Миша отпрянул. То, что он прочитал, либо было пособием для вызывания духов, либо обыкновенной беллетристикой, явно содержащий в себе глубокий потаённый смысл, который Миша в этом отрывке не уловил. Он зевнул, пожалев, что у него не было плеера, как у Виктории, которая одиноко сидела в конце вагона, сложив руки на груди, рассматривающая своё отражение в тёмном окне.

«Площадь восстания», – сказал голос, и в открытый вагон зашли новая пачка народа. – «Осторожно, двери закрываются, следующая станция Чернышевская.»

Без палева Миша перевёл взгляд на книгу парня. Последний читал её с глубочайшим интересом, быстро листая страницу за страницей, так что Миша, выждав момент, когда юноша перевернёт очередной лист начал чтение, стараясь не отставать.

«– Да ладно? Прямо так запретили? А чего это они?

– Говорят, решили, что это наркотик, раз от нее глюки идут. И что от нее мозг отмирать начинает, если долго глотать. Типа о здоровье заботятся.

– Ну так и заботились бы о своем здоровье. Чего они нашим-то вдруг обеспокоились?

– Знаешь, что? – сказал Женька на тон ниже. Леха говорит, что они вообще дезу пускают насчет вреда здоровью.

– Какую дезу? – удивленно спросил Артем.

– Дезинформацию. Вот слушай. Леха один раз зашел дальше Проспекта Мира по нашей линии. До Сухаревской. По делам по каким-то темным, он даже рассказывать не стал, по каким. И повстречал там одного интересного дядьку. Мага.

– Кого?! – Артем не выдержал и засмеялся. – Мага?! На Сухаревской? Ну он и гонит, твой Леха. И что там, маг ему волшебную палочку подарил? Или цветик-семицветик?

– Дурак ты, – обиделся Женька. – Думаешь, ты больше всех обо всем знаешь? То, что ты их до сих пор не встречал и не слышал о них не значит, что их нет. Вот в мутантов с Филевки ты веришь?

– А чего в них верить? Они и так есть, это ясно. Мне отчим рассказывал. А про магов я что-то от него ничего не слышал.

– Сухой, между прочим, при всем моем к нему уважении, тоже, наверное, не все на свете знает. А может, просто тебя пугать не хотел. Короче, не хочешь слушать – черт с тобой.

– Да ладно, Жень, рассказывай. Интересно все-таки. Хотя звучит, конечно… – Артем ухмыльнулся.

– Ну вот. Они там ночевали рядом у костра.

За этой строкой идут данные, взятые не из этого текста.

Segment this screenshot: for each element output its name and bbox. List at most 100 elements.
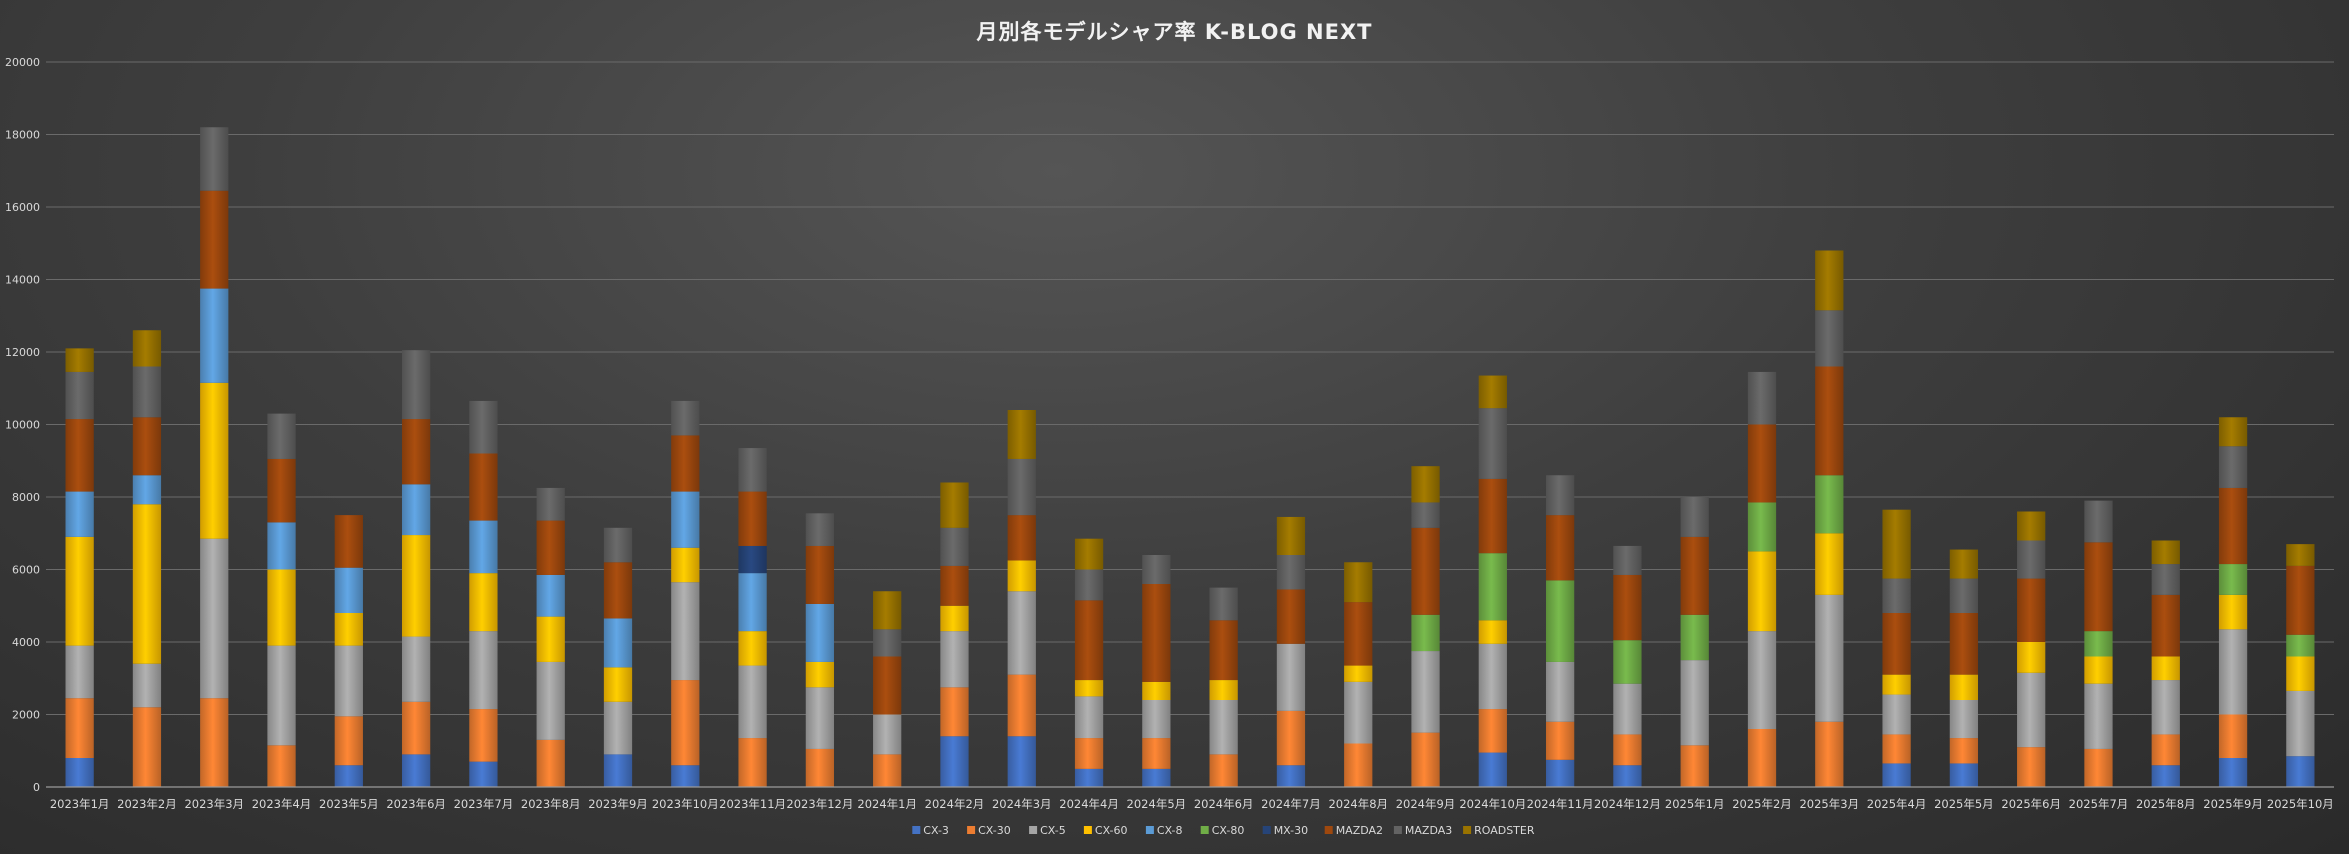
- bar-stack: [1074, 538, 1104, 787]
- bar-segment-cx-60: [1747, 551, 1777, 632]
- bar-segment-cx-30: [1545, 721, 1575, 760]
- bar-segment-cx-60: [1142, 681, 1171, 700]
- bar-segment-cx-3: [2286, 756, 2315, 787]
- bar-segment-roadster: [940, 482, 969, 528]
- x-tick-label: 2024年12月: [1594, 797, 1661, 811]
- bar-segment-cx-5: [603, 701, 633, 755]
- bar-segment-mazda3: [1949, 578, 1979, 613]
- bar-segment-cx-60: [1949, 674, 1979, 700]
- bar-segment-cx-30: [469, 709, 498, 762]
- bar-stack: [738, 448, 767, 787]
- x-tick-label: 2023年11月: [719, 797, 786, 811]
- bar-segment-cx-5: [1411, 651, 1440, 733]
- bar-segment-mazda2: [1545, 515, 1575, 581]
- bar-segment-mazda2: [805, 545, 835, 604]
- bar-segment-mazda3: [267, 413, 296, 459]
- bar-segment-mazda2: [603, 562, 633, 619]
- bar-segment-cx-5: [2084, 683, 2113, 749]
- chart-title: 月別各モデルシャア率 K-BLOG NEXT: [976, 20, 1373, 44]
- bar-segment-roadster: [1344, 562, 1373, 603]
- bar-segment-cx-8: [805, 603, 835, 662]
- x-tick-label: 2025年7月: [2069, 797, 2129, 811]
- x-tick-label: 2024年7月: [1261, 797, 1321, 811]
- bar-segment-cx-5: [1949, 700, 1979, 739]
- y-tick-label: 8000: [12, 491, 40, 504]
- bar-segment-cx-8: [401, 484, 431, 536]
- bar-segment-cx-60: [401, 535, 431, 637]
- bar-stack: [2084, 500, 2113, 787]
- bar-segment-roadster: [2218, 417, 2248, 447]
- bar-segment-cx-60: [2286, 656, 2315, 691]
- bar-segment-cx-30: [1680, 745, 1709, 787]
- legend: CX-3 CX-30 CX-5 CX-60 CX-8 CX-80 MX-30 MAZDA2 MA…: [912, 824, 1535, 837]
- bar-segment-mazda2: [2084, 542, 2113, 632]
- x-axis-tick-labels: 2023年1月 2023年2月 2023年3月 2023年4月 2023年5月 2023年…: [50, 797, 2334, 811]
- bar-segment-cx-3: [1949, 763, 1979, 787]
- bar-segment-mazda2: [1882, 613, 1911, 675]
- x-tick-label: 2024年8月: [1328, 797, 1388, 811]
- bar-segment-cx-3: [401, 754, 431, 787]
- bar-segment-cx-80: [2218, 564, 2248, 595]
- bar-stack: [603, 527, 633, 787]
- bar-stack: [1545, 475, 1575, 787]
- bar-segment-cx-3: [469, 761, 498, 787]
- bar-stacks: [65, 127, 2315, 787]
- bar-segment-cx-30: [2218, 714, 2248, 758]
- bar-segment-cx-30: [1344, 743, 1373, 787]
- gridlines: [46, 61, 2334, 715]
- bar-segment-cx-8: [132, 475, 162, 505]
- y-tick-label: 18000: [5, 129, 40, 142]
- bar-segment-cx-60: [2218, 594, 2248, 630]
- bar-segment-cx-30: [1747, 729, 1777, 787]
- bar-segment-cx-5: [536, 661, 565, 740]
- x-tick-label: 2024年4月: [1059, 797, 1119, 811]
- bar-segment-cx-5: [940, 631, 969, 688]
- x-tick-label: 2023年4月: [252, 797, 312, 811]
- legend-label: CX-80: [1212, 824, 1245, 837]
- bar-stack: [401, 350, 431, 787]
- bar-stack: [469, 400, 498, 787]
- bar-stack: [805, 513, 835, 787]
- bar-segment-mazda2: [2017, 578, 2046, 642]
- x-tick-label: 2025年1月: [1665, 797, 1725, 811]
- bar-segment-mazda2: [1478, 478, 1507, 554]
- bar-segment-mazda2: [469, 453, 498, 521]
- x-tick-label: 2024年9月: [1396, 797, 1456, 811]
- bar-segment-cx-5: [1478, 643, 1507, 710]
- legend-swatch: [1029, 826, 1038, 834]
- legend-label: CX-8: [1157, 824, 1183, 837]
- bar-segment-mazda2: [873, 656, 902, 715]
- bar-segment-mazda3: [2084, 500, 2113, 543]
- bar-segment-cx-60: [536, 616, 565, 662]
- legend-label: ROADSTER: [1474, 824, 1535, 837]
- legend-label: MAZDA2: [1336, 824, 1383, 837]
- bar-segment-mazda2: [2286, 565, 2315, 635]
- bar-segment-cx-5: [805, 687, 835, 749]
- bar-segment-cx-3: [2218, 758, 2248, 787]
- bar-segment-cx-8: [200, 288, 229, 383]
- bar-segment-mazda2: [132, 417, 162, 476]
- bar-segment-cx-80: [1747, 502, 1777, 552]
- bar-segment-cx-30: [1882, 734, 1911, 764]
- bar-segment-cx-30: [1478, 709, 1507, 753]
- bar-segment-roadster: [873, 591, 902, 630]
- bar-segment-cx-5: [200, 538, 229, 699]
- bar-segment-cx-3: [2151, 765, 2180, 787]
- x-tick-label: 2025年4月: [1867, 797, 1927, 811]
- x-tick-label: 2023年12月: [786, 797, 853, 811]
- bar-segment-cx-3: [671, 765, 700, 787]
- bar-segment-mazda2: [738, 491, 767, 546]
- bar-segment-mazda2: [1344, 602, 1373, 666]
- bar-segment-cx-5: [738, 665, 767, 739]
- x-tick-label: 2024年2月: [925, 797, 985, 811]
- bar-segment-mazda2: [1815, 366, 1844, 476]
- bar-segment-cx-5: [1209, 700, 1238, 755]
- bar-stack: [1478, 375, 1507, 787]
- y-tick-label: 6000: [12, 564, 40, 577]
- x-tick-label: 2023年9月: [588, 797, 648, 811]
- bar-segment-mazda3: [1074, 569, 1104, 601]
- bar-stack: [2017, 511, 2046, 787]
- bar-segment-mazda3: [738, 448, 767, 492]
- bar-segment-mazda3: [1680, 497, 1709, 537]
- bar-segment-roadster: [2286, 544, 2315, 566]
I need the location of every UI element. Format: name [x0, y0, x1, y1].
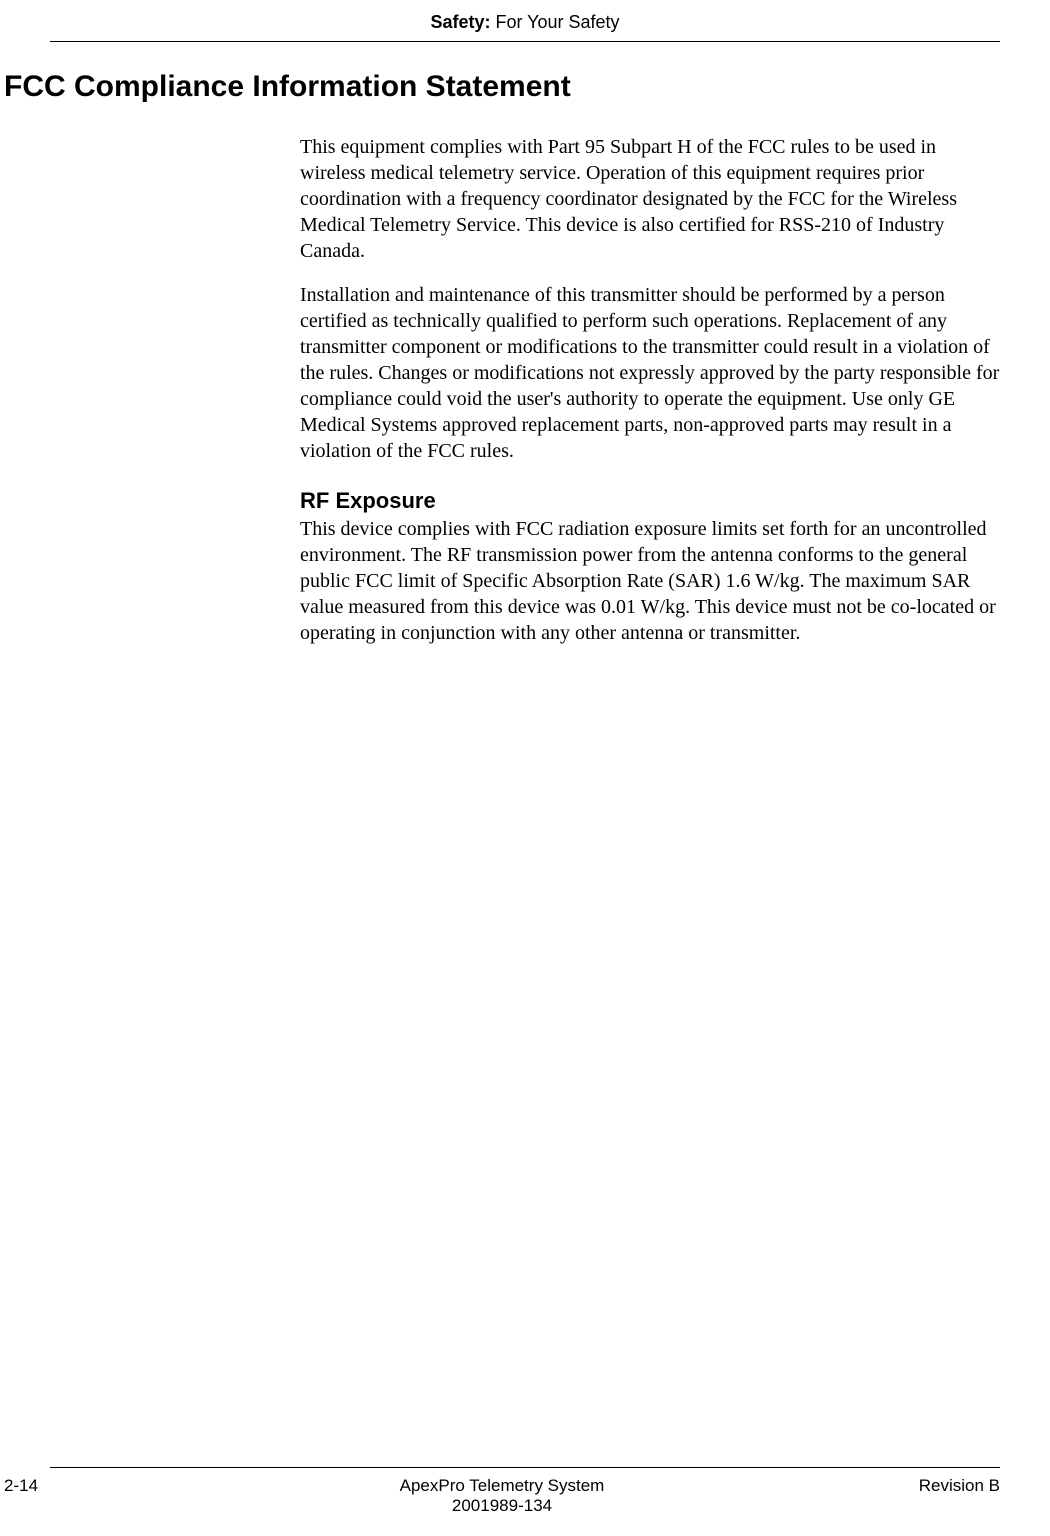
- header-section-label: Safety:: [430, 12, 490, 32]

На Сухаревской, знаешь, ведь никто постоянно не живет. Так, челноки ночуют с других станций, потому что на Проспекте Мира им власти Ганзы на ночь оставаться не дают. Ну и всякий сброд там же ошивается тоже, шарлатаны разные, ворюги – они к челнокам так и липнут. И странники там же останавливаются, перед тем, как на юг идти. Там, за Сухаревской, в туннелях начинается какой-то бред, вроде и не живет там никто, ни крысы, ни мутанты никакие, а все равно люди, которые пройти пытаются, очень часто пропадают. Вообще пропадают, бесследно. Там за Сухаревкой следующая станция – Тургеневская. Она с Красной Линией смежная – там на Охотный Ряд переход был, красные теперь обратно в Кировскую переименовали – был, говорят, такой коммуняка…

Парень снова резко перевернул страницу, Орлов не успел дочитать, а в память так и врезалась фамилия «Киров».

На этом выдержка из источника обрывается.